Photos from Papermaking from Plants and Exotic Fibers

This past weekend was the second session in the four part papermaking series I'm doing with Rhiannon Alpers, focused on making paper directly from plants. Rhiannon and I both gathered a variety of fibers, and some students brought in plants from their gardens that we incorporated.

For larger images, please click on the photos.

We had samples of straight plant fiber and mixed with abaca, so students could explore the differences.

The class began with fiber preparation, focusing on some blender tricks for those that might not have a beater. One thing I learned from Rhiannon that day, when using a blender, to ensure that a large blender batch is evenly prepared, count the seconds, usually in units of ten. This way, all the pulp has been prepared the same, preventing lumps, clumps, and uneven sheet formation.

After the fiber was blended, we spent the rest of the afternoon making paper!

Our next workshop - Watermarks - is coming up in August - to register, visit here. Thought please note, due to unforeseen circumstances, the date has been changed to August 18. We will also be offering Sculptural Techniques in September. Finally, to see photos from our previous workshop, please visit here.

Wednesday, July 4, 2012

July Papermaking Workshop

Happy Independence Day! In the spirit of DIY Independence, I'd like remind folks the second in the papermaking workshop series I'm doing with Rhiannon Alpers at Bryant Street Studios in San Francisco is coming up. Information below.
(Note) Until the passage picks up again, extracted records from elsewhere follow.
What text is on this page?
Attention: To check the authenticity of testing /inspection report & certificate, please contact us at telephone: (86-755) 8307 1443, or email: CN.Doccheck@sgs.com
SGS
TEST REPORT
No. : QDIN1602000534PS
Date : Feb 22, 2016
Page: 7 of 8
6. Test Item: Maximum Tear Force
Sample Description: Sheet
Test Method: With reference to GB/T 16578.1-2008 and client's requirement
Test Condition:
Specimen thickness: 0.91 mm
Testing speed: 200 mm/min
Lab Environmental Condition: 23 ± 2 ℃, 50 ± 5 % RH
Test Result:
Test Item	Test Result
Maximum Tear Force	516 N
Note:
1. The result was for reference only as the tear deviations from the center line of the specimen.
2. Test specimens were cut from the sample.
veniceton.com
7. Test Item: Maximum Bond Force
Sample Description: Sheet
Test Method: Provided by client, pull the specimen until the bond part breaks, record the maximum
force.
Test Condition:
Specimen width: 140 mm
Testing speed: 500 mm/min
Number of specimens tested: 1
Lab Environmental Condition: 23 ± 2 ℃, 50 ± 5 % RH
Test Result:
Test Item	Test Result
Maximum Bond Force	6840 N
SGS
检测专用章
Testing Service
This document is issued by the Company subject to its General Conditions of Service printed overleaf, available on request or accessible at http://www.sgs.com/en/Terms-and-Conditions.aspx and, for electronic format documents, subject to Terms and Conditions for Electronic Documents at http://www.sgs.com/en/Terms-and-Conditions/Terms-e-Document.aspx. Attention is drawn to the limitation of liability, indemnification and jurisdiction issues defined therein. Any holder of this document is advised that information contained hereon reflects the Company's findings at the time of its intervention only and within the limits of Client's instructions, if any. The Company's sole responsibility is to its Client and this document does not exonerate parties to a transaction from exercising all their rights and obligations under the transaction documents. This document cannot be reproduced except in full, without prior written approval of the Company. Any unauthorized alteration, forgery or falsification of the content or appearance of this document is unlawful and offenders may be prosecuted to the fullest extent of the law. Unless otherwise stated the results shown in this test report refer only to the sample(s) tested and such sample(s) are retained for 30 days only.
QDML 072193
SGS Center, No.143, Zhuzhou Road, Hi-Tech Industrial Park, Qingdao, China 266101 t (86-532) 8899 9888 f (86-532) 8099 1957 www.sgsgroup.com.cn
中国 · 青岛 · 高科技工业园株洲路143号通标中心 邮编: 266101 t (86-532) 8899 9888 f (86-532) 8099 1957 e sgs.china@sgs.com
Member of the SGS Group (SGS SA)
Papermaking Basics: Plants and Exotic Fibers
July 14th, 2012 from 10am - 5pm
Taught by Rhiannon Alpers
Materials fee: $10
Held at 1890 Bryant Street, #308 San Francisco

Learn the basics of creating your own handmade paper with exotic fibers from your garden, grocery and local florist. From the harvesting and collecting stage to finished sheets, we'll learn the process for making paper with unique fibers (such as grasses, vegetables, fresh herbs and flowers). Students will get a chance to learn the keys to cook, beat, and form sheets of paper in this one day intensive. Sheets will be air dried and some left to dry under pressure for several days and mailed to students.
Materials are included, and there is a short tool list which will be emailed for the class once you are enrolled.

Fibers for use in this class will be provided and resources given for local sources.

To register for this class, please visit here.

To check out some images from our previous workshop, please visit here.

Monday, July 2, 2012

Fibershed and Community

Last Friday I headed across the water to Lagunitas to meet with some of the mavens of the Fibershed project. I'm going to be teaching a papermaking workshop for their day camp. We had a lovely conversation around the esoterics and logistics of fiber, plants, craft, and the possibilities of making.

And they have goats. Goats!

And baby goats!

The vegetable garden:

A sun shed with a small "greenhouse" for sprouting seedlings on the side. It was built from an existing structure that needed repair. All the windows were found on the property.

The farm where they host their camp is an old carmelo walnut orchard. The trees were planted by the former tenant of the property, and now are around forty years old. Lot of nuts to eat and dye with....

Before I left, they let me help myself to the broom plants - or rather, weeds - that are popping up on the property, to see if they have paper possibilities. I'm going to see what I can do with them.

So much paper to make! I wish I had more time.